Indonesia dengan Sri Lanka jelas berbeda. Tetapi potensi resesi krisis dan resesi Indonesia memang ada. Dengan catatan jika stabilitas politik lebih berat. Jika harga-harga terus naik, maka rakyat akan protes keras. “Jadi, Srilanka dan Indonesia tidak sama, dan tidak bisa ditarik-tarik Indonesia akan mengalami krisis seperti Sri Lanka. Hanya, melihat krisis global sekarang dan Indonesia punya masalah berat seperti sekarang, maka potensi krisis pasti ada. Potensi akan semakin besar jika stabilitas politik tidak memadai. Segala kebijakan hendaknya tetap care terhadap krisis, kebijakan pembangunan IKN adalah contoh kebijakan yang tidak care terhadap krisis,” ungkapnya.

Keenam, sebagai tambahan dari pengemnbangan diskusi 5 masalah di atas, adalahj Kapasitas kebijakan pemerintah tidak memadai dan banyak sekali salah kaprah. “Ini masalah kepemimpinan ekonomi yang absen, yang bisa dilihat dan dari akibat buruknya kebijakan yang dihasilkan.
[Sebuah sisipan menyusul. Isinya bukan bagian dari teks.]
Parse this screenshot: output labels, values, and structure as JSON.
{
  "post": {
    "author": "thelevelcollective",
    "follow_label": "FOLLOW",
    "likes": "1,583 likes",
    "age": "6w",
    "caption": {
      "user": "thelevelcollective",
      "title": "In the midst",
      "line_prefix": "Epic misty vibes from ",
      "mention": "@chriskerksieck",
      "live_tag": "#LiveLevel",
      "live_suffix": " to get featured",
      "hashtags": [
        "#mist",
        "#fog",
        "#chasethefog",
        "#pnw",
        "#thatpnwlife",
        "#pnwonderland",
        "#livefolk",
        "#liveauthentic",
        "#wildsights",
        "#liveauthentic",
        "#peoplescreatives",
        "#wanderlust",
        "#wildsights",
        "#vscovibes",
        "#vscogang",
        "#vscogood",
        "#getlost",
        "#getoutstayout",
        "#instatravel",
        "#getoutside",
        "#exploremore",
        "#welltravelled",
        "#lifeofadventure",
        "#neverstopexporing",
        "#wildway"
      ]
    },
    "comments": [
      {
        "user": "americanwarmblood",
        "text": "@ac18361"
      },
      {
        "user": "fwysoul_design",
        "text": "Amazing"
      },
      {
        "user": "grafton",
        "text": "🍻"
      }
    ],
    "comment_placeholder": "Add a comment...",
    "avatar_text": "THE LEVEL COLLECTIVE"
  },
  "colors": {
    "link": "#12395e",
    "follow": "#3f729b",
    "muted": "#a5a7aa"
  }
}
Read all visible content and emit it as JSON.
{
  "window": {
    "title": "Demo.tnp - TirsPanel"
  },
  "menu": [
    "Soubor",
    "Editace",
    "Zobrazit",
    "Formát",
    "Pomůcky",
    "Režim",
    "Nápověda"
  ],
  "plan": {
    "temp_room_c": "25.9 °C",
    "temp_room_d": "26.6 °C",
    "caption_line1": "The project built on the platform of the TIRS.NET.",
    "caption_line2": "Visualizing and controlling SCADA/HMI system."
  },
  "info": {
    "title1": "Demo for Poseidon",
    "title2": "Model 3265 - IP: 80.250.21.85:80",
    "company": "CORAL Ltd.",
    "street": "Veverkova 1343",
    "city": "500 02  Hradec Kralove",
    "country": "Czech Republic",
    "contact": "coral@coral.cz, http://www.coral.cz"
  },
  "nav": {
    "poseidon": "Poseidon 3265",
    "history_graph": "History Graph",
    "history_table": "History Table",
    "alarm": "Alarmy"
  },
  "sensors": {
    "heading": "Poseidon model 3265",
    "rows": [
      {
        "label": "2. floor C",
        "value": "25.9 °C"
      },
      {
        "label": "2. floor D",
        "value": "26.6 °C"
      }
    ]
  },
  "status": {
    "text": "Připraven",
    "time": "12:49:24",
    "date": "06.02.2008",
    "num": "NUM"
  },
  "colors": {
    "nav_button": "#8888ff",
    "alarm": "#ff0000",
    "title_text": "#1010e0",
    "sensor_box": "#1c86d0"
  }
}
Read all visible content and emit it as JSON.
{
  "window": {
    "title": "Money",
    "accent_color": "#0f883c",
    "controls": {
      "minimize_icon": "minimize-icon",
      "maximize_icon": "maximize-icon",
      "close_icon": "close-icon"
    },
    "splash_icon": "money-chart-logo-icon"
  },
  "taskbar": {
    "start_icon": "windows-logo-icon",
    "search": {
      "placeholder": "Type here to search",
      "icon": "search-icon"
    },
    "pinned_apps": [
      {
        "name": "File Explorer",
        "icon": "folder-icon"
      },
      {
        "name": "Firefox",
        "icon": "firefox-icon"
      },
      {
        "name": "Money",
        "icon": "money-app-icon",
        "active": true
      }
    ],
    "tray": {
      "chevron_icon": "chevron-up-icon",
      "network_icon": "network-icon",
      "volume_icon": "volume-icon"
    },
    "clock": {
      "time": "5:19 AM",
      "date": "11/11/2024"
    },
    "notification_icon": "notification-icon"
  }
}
Tidak ada lagi menteri yang punya kepemimpinan teknokratis, semua menjadi politisi rabun dekat, sehingga memperlemah kebijakan yang dihasilkan dalam kepemimpinan masalah ekonomi. Dulu masih bisa berharap kepada menteri keuangan, tetapi tidak lagi sekarang. Oleh karenanya kita ragu dalam masalah ekonomi akan bisa diselesaikan sehingga kita lepas dari krisis atau resesi di masa mendatang,” pungkas Didik.